Wayne Rooney later pleaded his innocence, and issued a statement where he claimed that his stamping in the groin of the Portuguese player was completely unintentional.

After the 1998 World Cup, David Beckham was slaughtered in the English media after his red card against Argentina, but Rooney didn't receive the same treatment as Beckham did, because this time, the English media instead chose Portugal player and Manchester United teammate Ronaldo as their victim. They did this, because they thought Ronaldo had tried to influence the referee to give Rooney the red card, and afterwards, Ronaldo was seen winking to the Portuguese bench, as to say: "mission accomplished!"
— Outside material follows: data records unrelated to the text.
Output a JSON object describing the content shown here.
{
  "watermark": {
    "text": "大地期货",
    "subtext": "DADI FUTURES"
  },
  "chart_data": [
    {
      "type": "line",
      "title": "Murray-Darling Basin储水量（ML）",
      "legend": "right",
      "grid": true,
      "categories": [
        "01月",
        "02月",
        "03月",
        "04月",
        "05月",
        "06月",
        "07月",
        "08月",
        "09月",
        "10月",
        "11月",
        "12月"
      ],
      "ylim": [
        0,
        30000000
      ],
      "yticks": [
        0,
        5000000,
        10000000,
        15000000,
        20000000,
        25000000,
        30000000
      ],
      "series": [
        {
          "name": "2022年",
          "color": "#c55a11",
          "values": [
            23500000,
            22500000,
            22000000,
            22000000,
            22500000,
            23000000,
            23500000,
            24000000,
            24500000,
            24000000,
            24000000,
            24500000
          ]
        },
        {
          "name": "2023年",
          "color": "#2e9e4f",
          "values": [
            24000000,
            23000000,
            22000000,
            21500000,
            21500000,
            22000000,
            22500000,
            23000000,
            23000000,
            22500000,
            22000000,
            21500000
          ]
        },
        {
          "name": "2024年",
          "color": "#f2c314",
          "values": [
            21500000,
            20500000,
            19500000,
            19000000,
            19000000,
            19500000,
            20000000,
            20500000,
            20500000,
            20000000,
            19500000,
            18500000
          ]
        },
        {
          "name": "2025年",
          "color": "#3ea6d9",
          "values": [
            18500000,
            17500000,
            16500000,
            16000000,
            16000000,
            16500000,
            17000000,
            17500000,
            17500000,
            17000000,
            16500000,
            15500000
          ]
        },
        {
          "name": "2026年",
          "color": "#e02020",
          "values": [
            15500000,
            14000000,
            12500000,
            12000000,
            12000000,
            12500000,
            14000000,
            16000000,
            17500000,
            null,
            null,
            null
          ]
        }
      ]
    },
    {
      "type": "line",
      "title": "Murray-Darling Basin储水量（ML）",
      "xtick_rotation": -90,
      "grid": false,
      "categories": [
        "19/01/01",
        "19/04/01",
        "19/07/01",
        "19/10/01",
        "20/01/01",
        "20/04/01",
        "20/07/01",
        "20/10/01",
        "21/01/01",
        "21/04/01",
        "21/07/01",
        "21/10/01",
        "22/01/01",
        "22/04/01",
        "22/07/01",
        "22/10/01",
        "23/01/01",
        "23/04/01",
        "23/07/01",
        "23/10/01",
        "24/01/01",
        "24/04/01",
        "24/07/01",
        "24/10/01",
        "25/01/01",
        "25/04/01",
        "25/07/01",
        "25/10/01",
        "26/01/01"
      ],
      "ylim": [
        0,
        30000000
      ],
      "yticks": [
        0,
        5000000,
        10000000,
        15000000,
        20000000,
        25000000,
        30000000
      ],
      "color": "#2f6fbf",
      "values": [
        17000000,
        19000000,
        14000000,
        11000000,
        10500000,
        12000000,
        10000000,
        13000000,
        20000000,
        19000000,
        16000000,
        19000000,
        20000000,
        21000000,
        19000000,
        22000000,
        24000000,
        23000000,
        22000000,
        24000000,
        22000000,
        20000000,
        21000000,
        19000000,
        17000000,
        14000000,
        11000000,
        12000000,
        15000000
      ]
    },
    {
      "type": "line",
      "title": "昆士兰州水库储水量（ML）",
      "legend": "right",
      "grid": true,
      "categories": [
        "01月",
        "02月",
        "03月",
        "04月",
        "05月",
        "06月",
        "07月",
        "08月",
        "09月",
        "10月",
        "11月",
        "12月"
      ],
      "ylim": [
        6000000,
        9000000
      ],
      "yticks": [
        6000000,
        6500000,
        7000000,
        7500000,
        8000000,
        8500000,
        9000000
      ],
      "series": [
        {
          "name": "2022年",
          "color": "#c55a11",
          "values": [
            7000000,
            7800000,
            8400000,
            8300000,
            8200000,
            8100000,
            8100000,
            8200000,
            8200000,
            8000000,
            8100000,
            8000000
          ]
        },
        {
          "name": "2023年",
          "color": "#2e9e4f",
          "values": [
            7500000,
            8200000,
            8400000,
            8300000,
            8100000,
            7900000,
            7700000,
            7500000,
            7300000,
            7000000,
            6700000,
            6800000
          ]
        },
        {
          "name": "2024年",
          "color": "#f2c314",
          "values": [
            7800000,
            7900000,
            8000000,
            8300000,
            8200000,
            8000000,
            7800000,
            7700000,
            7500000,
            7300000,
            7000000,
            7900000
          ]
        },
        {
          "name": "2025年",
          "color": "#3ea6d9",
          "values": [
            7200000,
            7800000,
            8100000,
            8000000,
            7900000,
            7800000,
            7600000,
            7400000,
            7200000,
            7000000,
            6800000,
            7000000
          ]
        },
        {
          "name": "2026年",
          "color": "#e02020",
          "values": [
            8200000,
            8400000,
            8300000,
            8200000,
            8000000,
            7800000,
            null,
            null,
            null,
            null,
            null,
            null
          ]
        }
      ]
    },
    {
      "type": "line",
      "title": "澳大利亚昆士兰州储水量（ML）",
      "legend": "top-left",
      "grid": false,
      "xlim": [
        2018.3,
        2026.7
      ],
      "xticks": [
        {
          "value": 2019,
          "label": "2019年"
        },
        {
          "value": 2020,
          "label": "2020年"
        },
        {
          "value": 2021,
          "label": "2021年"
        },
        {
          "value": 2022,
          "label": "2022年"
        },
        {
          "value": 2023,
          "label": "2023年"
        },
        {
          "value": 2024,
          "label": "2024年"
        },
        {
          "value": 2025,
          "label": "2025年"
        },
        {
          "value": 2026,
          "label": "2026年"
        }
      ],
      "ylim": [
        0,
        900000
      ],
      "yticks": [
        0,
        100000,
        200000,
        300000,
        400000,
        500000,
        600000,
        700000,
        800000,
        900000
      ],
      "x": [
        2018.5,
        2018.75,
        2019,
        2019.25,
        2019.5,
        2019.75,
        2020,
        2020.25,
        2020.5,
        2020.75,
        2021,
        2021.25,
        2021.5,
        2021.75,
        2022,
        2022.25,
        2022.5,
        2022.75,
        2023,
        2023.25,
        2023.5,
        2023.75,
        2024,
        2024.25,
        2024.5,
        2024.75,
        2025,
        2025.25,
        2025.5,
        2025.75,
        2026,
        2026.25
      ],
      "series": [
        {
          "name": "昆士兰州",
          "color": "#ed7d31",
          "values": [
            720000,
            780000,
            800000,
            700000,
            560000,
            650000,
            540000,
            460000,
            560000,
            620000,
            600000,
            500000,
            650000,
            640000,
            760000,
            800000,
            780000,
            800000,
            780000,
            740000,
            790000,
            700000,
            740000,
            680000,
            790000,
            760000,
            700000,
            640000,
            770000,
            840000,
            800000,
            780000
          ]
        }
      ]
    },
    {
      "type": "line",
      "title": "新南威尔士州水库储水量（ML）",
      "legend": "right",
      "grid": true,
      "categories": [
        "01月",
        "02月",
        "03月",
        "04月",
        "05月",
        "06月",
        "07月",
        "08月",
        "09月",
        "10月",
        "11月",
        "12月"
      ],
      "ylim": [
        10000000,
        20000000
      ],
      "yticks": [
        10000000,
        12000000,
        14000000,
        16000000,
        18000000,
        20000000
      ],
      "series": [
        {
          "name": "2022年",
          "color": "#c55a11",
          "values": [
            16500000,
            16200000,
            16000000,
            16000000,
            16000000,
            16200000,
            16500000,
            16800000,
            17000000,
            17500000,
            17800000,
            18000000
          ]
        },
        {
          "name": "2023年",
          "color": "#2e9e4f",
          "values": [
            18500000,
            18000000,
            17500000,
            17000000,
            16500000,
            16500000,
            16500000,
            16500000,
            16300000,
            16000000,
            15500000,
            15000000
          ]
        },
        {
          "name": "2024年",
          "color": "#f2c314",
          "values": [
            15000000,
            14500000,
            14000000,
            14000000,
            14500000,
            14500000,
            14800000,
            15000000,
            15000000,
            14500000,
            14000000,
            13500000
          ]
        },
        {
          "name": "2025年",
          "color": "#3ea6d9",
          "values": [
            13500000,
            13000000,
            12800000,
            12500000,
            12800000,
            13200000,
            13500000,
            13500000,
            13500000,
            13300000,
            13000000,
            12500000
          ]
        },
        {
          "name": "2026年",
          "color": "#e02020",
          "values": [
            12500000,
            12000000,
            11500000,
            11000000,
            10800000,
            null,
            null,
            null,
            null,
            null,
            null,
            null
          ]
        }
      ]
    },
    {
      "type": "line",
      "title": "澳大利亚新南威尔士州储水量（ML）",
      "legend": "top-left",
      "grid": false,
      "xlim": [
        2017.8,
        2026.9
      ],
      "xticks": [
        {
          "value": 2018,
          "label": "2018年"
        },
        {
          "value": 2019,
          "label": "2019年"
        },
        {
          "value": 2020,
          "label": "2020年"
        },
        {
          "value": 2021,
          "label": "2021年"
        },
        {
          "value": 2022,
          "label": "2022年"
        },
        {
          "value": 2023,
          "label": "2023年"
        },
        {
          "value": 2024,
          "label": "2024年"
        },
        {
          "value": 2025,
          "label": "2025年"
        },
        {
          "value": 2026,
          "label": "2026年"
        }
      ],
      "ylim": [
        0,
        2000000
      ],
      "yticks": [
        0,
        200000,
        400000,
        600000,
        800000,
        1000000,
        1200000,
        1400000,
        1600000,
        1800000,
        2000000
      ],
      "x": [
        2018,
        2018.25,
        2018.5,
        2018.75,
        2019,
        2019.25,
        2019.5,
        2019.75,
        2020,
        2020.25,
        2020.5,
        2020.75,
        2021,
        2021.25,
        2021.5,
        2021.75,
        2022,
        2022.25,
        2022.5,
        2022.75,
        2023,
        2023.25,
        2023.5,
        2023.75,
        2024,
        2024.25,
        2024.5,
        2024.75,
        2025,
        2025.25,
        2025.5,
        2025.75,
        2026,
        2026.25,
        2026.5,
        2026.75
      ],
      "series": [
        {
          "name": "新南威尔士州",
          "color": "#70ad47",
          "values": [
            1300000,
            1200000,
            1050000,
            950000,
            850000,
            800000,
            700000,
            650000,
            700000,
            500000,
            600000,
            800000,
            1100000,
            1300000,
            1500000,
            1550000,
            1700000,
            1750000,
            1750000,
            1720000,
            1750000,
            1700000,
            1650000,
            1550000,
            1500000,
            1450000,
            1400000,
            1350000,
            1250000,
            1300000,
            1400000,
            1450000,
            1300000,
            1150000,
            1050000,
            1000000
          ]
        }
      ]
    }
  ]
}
This incident led to speculations on how Rooney and Ronaldo would get along when playing for United in the future, but Rooney stated that there would be no problems between them, and although he had been disappointed with Ronaldo getting involved with the stamping-incident, he bore no hard feelings towards Ronaldo. And from the start of the 2006/2007 Premier League season, Rooney and Ronaldo have proved that there are no problems between them whatsoever, as they have been in inspirational form for Manchester United, although Ronaldo has been the victim of boo-ing from non-United supporters. In Manchester United's first Premier League game of the season, which they won 5-1 against Fullham, Rooney scored to 2-0, and 3 minutes later, he set up Ronaldo's 3-0 goal, before he scored his second to make it 5-1 for United.

Another red card for Rooney
But we're not quite finish with Wayne Rooney's temper yet. Just another red card to report, before we're done with this issue:-)

In a preseason friendly match between Manchester United and Porto taking place in Holland on August 4h 2006, Rooney was sent off for allegedly elbowing Porto-player Pepe. Even if this was a friendly game, the English FA gave Rooney a 3-match ban for the red card, which excluded him from United's 2nd, 3rd and 4th game of the Premiership season. United manager Alex Ferguson defended Rooney's red card though, and said it was unfair, because the Porto-player had made a meal of the situation, and he also suggested that referees are treating Rooney different from other players and that they get card-happy when they see Rooney, just because he has (been given) a reputation as a bad guy. As a site note and to wrap up this "theme" of Wayne Rooney's sometimes ill temper, it can be added that Rooney scored United's 2nd goal of the match (with a cheeky chip) which they won 3-1.

And herby, we have come to the end of January 2007, where Wayne Rooney and Manchester United at present are leading the Premier League table, 6 points in front of Chelsea in 2nd place. And so far, Wayne Rooney has scored 9 league goals in 21 appearances.